# pls help with snake skin identification



## nix2nix (Oct 22, 2010)

Any ideas? Found in shed. very soft n fresh. Over 6 foot and about 2.5 inches wide. Nth QLD, Mackay bit worried as its huge its not like the usual tree snake skins I find frequently. Im hoping python???


----------



## Elapidae1 (Oct 22, 2010)

It's a python


----------



## LiasisKing (Oct 22, 2010)

pretty sure its a pythons skin


----------



## cement (Oct 22, 2010)

definatly python


----------



## nix2nix (Oct 22, 2010)

well, that makes me feel alot better  Love the non-venomous slitheries but not so much the others as i have 4 kids.. My small dog ( think large chihuahua) was locked in the same shed today.. would a snake from this skin be a threat to him? How big is snake approx if skin was 6 foot ( ai have read they stretch.. :0P
oh n how come its not mottley like a carpet snake? what type of python do i look up to see what it looks like?


----------



## Bushman (Oct 22, 2010)

The guys are right about the owner being a python. For yours and others interest, it's the fact that the ventral scales are relatively small that allows us to make such a call with confidence. Elapids and colubrids have much wider ventrals.

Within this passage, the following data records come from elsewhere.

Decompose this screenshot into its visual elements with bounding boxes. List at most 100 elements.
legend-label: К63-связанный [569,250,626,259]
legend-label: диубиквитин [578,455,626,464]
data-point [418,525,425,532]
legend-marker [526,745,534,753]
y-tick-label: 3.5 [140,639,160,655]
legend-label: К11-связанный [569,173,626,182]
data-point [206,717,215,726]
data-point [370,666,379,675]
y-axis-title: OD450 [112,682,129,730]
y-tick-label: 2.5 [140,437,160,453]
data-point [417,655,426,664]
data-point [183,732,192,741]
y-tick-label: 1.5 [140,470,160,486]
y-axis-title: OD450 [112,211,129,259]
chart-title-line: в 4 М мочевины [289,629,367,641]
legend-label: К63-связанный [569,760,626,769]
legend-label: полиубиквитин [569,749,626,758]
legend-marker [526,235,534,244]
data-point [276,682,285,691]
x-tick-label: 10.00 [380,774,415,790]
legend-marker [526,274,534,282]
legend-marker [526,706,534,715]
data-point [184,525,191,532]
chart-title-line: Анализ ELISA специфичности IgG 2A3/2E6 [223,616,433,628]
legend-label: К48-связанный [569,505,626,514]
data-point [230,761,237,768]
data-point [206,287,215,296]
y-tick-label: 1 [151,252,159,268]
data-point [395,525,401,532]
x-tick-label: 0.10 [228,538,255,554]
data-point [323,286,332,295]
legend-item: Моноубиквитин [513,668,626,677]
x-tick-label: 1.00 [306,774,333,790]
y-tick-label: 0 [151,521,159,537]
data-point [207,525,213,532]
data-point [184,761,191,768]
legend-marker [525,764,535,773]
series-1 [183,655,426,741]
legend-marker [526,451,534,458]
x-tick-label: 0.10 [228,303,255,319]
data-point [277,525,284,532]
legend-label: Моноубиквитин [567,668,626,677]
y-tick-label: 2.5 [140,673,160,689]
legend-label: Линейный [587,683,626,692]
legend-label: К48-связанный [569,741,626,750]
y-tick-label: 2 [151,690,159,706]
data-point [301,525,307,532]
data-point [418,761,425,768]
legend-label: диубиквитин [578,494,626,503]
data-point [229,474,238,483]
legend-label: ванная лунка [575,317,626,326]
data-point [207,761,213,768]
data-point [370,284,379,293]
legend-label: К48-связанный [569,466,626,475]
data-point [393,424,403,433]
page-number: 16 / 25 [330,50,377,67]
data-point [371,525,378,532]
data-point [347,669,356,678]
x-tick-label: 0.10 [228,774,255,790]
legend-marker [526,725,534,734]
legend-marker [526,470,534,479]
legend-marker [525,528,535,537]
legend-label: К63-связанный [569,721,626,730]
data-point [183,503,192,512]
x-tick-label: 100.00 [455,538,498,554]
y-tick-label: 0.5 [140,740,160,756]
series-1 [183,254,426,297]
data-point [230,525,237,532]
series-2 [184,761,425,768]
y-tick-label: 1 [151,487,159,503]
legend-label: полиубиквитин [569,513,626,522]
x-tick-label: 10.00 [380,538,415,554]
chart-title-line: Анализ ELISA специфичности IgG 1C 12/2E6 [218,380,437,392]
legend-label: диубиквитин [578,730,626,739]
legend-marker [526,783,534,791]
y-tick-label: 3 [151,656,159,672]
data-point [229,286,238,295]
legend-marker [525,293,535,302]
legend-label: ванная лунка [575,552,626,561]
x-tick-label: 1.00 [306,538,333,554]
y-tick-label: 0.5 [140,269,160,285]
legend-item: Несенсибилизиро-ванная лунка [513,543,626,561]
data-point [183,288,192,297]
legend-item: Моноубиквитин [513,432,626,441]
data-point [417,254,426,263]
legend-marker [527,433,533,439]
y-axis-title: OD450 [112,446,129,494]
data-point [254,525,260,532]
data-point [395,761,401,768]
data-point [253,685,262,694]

I wouldn't be locking your small dog in the same shed that you found the skin in, especially since the skin is as fresh as you say. However, the python is probably too small to try and eat your dog, as a sloughed skin is always longer than the actual snake. A rough guess is that the snake is a bit longer than about 5 foot long, if it's a 6 foot long skin. Of course if the dog attacks the python, it will probably defend itself and there's a slight chance that the snake could constrict the dog but it's more likely to be out of self-defence rather than with the intention of eating it.


----------



## Bushman (Oct 22, 2010)

I forgot to answer your skin-pattern question. Any colours and patterns on the sloughed skin is invariably much fainter than on the live specimen. Your best bet to see if any pattern is present is to re-invert the skin (as it's inside out after sloughing) to see if there's any pattern visible and look very closely.
If you want us to ID the species, do the various critical scale counts and take a close-up pic of the head and post it here. Scrubbies have large plates on the top of the head which readily distinguishes them from the Morelia ('carpet python') genus.


----------



## nix2nix (Oct 22, 2010)

thank you for info.. might lock dog nside just to be safe.
any ideas of type/ the skin is def brown/olive but distribution of olive isnt this far down. I have seen plenty of tree snakes (just common ones with yellow bellies) baby carpet pythons or something similiar and even a big brown snake ( possibly taipan as its head funny shape and it was FAST) but no plain coloured pythons.


----------



## -Matt- (Oct 22, 2010)

Based on your location the snake would be a Coastal Carpet Python _Morelia spilota mcdowelli_


----------



## Bushman (Oct 22, 2010)

It's my pleasure.  I posted a second reply at the same time as you, which covers the skin pattern/colour query. Please see above.


----------



## nix2nix (Oct 22, 2010)

it has 267 ventral scales.(stopped counting at anal hole) i think 47 around belly ( do you count each row cause they r offset? head is abit wrecked..... are the little mites ( im asumming thats what they are ) on the skin bad for people?
what other scales do i count?


----------



## nix2nix (Oct 22, 2010)

Once whilst horse riding I saw a huge black headed creamy python with yellow stripes curled up on the road..... very shiny and fat. very beautiful..


----------



## nix2nix (Oct 22, 2010)

ok, i turned skin out and u can see a couple of faint pattern marks.. I agree carpet python.. yeyeyey Hope i get to see him. Do they eat chooks/chicks? steal eggs?


----------



## blakehose (Oct 22, 2010)

Yes, they will eat chooks and chicks - you can expect it to hang around until the food supply is gone.


----------



## Bushman (Oct 23, 2010)

nix2nix said:


> Once whilst horse riding I saw a huge black headed creamy python with yellow stripes curled up on the road..... very shiny and fat. very beautiful..





nix2nix said:


> it has 267 ventral scales.(stopped counting at anal hole) i think 47 around belly ( do you count each row cause they r offset? head is abit wrecked..... are the little mites ( im asumming thats what they are ) on the skin bad for people?
> what other scales do i count?


I was actually going to mention that the Black-headed Python is a possibility, as you're within their range. However, they have more than 310 ventral scales, so you've eliminated that option with your ventral count of 267.
The mid-body scale count is best counted diagonally from ventral to ventral imo. 
You could also count the sub-caudals and let us know if they're single or divided. 
BHP's have mostly single (entire) subcaudals but posterior ones are divided, often irregularly.
Water Python is another possibility but they have divided sub-caudals and usually more than 270 ventrals and of course no skin patterns which you reported seeing, albeit faintly. 
So it's looking like a Carpet Python.

Snake mites don't harm people, as they're host specific.


----------